Gamble Sands to open Scarecrow in 2025

The new course, like the resort’s original Sands, is designed by David McLay-Kidd. Unlike its predecessor, it will feature plenty of peaks and elevation change.

A shot of the new Scarecrow course at Gamble Sands

Courtesy of Gamble Sands, top; Matt LaWell (3), below

This course will have a brain.

Gamble Sands, a burgeoning resort located in Brewster, Washington, recently announced the name of its new 18-hole, David McLay Kidd-designed course: Scarecrow will open for public and resort-guest play on August 1, 2025, with tee times now available on the resort website.

Located near the apple and cherry orchards of the Gebbers’ family farm and overlooking the Columbia River Valley, McLay Kidd and design associate Nick Schaan have transformed a twisted saddle of rolling terrain and river-view ridgeline into the second 18-hole golf course, creating what golfers will soon come to find as a counterpart yet contrasting experience to Gamble’s original and award-winning Sands course. Scarecrow will play to a par of 71 and stretch to 6,900 yards.

With the property’s original McLay Kidd-designed Sands Course firmly entrenched as a top golf course in the United States, one may ask ‘how do you make the new course different while also making it a relative to the first course?’ McLay Kidd and Schaan had the same question. The answer started (and ended) with the land itself.

“This part of the site has higher, peakier spots that were more akin to classic sand-dune, sandhills type blowouts and we exposed some of those, we preserved some of those,” Schaan said. “The piece of land (for the new course) is just smaller. If you draw a circle around the first course, it sits on 350 to 500 acres depending on how you draw it. This new course sits on about 300 acres, and so it’s a lot more compact, things are a bit closer together. But the fairways are still wide — in some cases, they are even wider (than the original Sands Course). The whole golf course kind of climbs over this knob, through a saddle, up another knob, through a valley — you see a lot more of the river, hole after hole after hole. And you see a lot more golf that you’re not playing across the site.”

Besides the land, another key difference between Scarecrow and the Sands Course is the size of the greens.

“The greens are smaller,” Schaan said. “Once we got out onto the site and were walking around and looking at the tightness and the steepness of the contours versus the first course’s greens, the greens needed to be smaller to fit into the spaces that made good green sites. There’s still tons of turf around the actual cup-able areas because all the steeper contours that you can’t count as ‘green’ you can still use to roll a ball around. It’s different but the playability is the same (as the Sands Course).”

Big expansive views are a hallmark trait of Gamble Sands. So, too, are the large sand bunkers on the original course. McLay Kidd and Schaan took a different approach with the bunkering on Scarecrow.

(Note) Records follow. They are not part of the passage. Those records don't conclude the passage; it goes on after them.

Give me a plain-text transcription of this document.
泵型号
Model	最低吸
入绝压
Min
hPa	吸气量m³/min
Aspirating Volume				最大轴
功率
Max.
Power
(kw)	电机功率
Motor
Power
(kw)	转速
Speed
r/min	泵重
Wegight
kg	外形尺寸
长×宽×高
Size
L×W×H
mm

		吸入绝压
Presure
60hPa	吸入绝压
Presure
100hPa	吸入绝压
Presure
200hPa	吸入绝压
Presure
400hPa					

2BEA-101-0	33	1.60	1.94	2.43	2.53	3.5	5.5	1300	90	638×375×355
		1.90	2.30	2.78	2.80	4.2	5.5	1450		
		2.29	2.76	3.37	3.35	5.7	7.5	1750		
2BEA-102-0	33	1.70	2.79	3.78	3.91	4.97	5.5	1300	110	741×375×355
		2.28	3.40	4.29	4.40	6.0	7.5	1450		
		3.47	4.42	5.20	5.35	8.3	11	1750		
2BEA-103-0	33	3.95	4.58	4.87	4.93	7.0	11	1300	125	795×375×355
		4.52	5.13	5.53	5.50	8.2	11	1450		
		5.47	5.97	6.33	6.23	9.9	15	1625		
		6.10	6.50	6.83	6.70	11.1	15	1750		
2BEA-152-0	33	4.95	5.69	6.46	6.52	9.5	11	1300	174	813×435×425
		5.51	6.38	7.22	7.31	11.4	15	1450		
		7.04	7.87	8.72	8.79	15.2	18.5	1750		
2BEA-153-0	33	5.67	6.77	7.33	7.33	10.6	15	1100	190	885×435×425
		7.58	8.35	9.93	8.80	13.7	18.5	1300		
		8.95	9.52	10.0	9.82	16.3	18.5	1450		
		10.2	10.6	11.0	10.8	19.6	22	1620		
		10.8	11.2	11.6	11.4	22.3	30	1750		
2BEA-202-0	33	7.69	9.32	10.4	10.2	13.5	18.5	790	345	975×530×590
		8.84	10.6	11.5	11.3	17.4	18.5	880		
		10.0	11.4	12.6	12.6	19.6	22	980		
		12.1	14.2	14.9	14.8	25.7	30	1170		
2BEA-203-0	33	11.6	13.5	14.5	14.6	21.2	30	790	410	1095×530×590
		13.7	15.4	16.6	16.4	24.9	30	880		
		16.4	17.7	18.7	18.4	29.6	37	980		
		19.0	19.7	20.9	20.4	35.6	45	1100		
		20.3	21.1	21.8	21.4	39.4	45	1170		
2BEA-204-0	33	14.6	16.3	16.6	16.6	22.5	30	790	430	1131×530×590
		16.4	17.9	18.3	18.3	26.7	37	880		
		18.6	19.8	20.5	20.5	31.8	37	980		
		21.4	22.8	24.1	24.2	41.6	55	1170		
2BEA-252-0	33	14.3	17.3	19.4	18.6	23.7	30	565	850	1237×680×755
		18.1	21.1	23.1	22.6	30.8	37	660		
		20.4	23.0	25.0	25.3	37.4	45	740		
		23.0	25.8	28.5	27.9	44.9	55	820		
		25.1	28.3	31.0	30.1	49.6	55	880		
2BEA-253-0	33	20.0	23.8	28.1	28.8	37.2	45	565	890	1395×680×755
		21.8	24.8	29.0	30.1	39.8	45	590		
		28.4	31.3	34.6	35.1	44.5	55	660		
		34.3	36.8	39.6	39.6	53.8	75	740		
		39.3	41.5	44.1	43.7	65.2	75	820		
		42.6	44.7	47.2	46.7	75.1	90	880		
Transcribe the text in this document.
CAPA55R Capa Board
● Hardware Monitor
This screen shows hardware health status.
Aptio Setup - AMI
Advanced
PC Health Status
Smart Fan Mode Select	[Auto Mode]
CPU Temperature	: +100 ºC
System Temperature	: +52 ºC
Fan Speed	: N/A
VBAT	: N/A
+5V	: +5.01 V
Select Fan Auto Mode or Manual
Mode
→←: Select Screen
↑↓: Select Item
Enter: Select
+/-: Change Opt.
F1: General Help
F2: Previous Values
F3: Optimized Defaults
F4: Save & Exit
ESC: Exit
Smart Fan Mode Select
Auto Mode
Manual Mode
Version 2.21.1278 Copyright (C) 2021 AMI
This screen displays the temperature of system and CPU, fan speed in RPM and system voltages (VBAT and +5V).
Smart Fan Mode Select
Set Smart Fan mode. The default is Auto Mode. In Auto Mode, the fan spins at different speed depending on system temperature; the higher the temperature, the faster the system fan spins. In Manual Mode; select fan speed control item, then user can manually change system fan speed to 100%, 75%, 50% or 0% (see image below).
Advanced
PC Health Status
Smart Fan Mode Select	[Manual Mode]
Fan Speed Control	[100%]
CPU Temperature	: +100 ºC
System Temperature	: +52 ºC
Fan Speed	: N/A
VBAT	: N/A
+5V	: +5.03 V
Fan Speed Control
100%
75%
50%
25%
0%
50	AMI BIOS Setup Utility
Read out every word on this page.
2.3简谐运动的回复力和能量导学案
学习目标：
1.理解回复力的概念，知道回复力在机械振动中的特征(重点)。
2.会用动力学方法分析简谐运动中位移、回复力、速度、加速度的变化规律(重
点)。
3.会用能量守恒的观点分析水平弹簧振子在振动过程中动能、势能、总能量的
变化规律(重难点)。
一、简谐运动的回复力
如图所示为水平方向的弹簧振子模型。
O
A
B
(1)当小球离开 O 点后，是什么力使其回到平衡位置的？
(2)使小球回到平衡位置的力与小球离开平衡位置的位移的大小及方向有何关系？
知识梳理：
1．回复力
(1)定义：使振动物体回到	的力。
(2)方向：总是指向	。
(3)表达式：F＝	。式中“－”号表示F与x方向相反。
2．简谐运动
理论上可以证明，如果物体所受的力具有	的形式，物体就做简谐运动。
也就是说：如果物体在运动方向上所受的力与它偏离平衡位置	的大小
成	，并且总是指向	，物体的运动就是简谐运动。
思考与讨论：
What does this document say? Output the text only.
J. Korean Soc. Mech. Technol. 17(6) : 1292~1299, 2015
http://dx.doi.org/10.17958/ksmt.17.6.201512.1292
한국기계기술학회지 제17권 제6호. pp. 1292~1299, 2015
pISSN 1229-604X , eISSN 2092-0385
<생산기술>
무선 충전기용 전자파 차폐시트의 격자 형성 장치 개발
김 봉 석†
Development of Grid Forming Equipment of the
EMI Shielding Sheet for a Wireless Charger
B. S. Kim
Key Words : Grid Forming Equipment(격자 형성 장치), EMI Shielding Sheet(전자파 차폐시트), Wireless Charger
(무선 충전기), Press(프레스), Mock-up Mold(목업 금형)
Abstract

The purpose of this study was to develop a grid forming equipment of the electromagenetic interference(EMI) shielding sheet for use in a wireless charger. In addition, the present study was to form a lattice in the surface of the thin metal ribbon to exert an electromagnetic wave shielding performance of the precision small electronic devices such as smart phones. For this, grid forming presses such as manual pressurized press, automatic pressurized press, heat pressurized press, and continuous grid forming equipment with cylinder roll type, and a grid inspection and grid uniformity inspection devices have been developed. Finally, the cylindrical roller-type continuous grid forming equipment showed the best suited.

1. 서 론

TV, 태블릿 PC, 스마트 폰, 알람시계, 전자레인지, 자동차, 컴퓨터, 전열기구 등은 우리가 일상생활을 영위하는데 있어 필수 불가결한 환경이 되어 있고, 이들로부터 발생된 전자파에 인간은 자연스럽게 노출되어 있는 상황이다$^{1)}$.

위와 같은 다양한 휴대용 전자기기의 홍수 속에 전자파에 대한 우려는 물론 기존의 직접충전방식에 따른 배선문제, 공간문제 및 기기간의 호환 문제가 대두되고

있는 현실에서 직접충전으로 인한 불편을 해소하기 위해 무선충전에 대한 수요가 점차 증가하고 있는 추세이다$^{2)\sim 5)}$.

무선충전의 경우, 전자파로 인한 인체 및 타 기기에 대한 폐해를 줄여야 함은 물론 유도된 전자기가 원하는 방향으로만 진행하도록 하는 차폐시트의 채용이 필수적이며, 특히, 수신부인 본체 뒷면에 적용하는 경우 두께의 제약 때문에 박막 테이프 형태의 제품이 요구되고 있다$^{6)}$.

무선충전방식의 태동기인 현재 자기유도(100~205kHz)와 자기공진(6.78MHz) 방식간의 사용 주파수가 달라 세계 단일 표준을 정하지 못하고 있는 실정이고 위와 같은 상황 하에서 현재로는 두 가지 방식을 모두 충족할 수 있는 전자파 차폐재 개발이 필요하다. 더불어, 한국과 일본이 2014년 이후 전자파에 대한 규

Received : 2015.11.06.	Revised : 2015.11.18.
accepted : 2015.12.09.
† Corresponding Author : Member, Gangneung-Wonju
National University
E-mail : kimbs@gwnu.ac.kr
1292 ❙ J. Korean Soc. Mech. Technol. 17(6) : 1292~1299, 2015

“Gamble Sands has this big, open-expanse sandy character to it — it’s so massive that if we replicated that again in the same fashion, that alone would make the golf courses look similar. But doing that in the steeper terrain becomes cumbersome, so the sand areas are broken into chunks and smaller pieces and compositions of clusters instead of these massive sand areas,” Schaan said.

Gamble Sands will now feature two 18-hole McLay Kidd-designed championship courses, a 14-hole McLay Kidd-designed short course, a 100,000 square-foot Cascades Putting Green, multiple food and beverage options, and 40 new double-king luxury rooms opening in the spring of 2025, bringing the room count to 77.

Director of agronomy Josh Truan said earlier this year that he’s spending about 90 percent of his time overseeing construction on the new course.

“Most of the crew is college guys who I coached in football here in Brewster,” said Truan, who was promoted to his current position in February after five years as the Sands Course’s superintendent. And they all came back from college wanting jobs. I needed people just to mow, to do stuff. … Next year, we’ll ramp up. Most of the guys who did all the construction are going to transfer to maintenance guys, so they’re invested, which is cool.”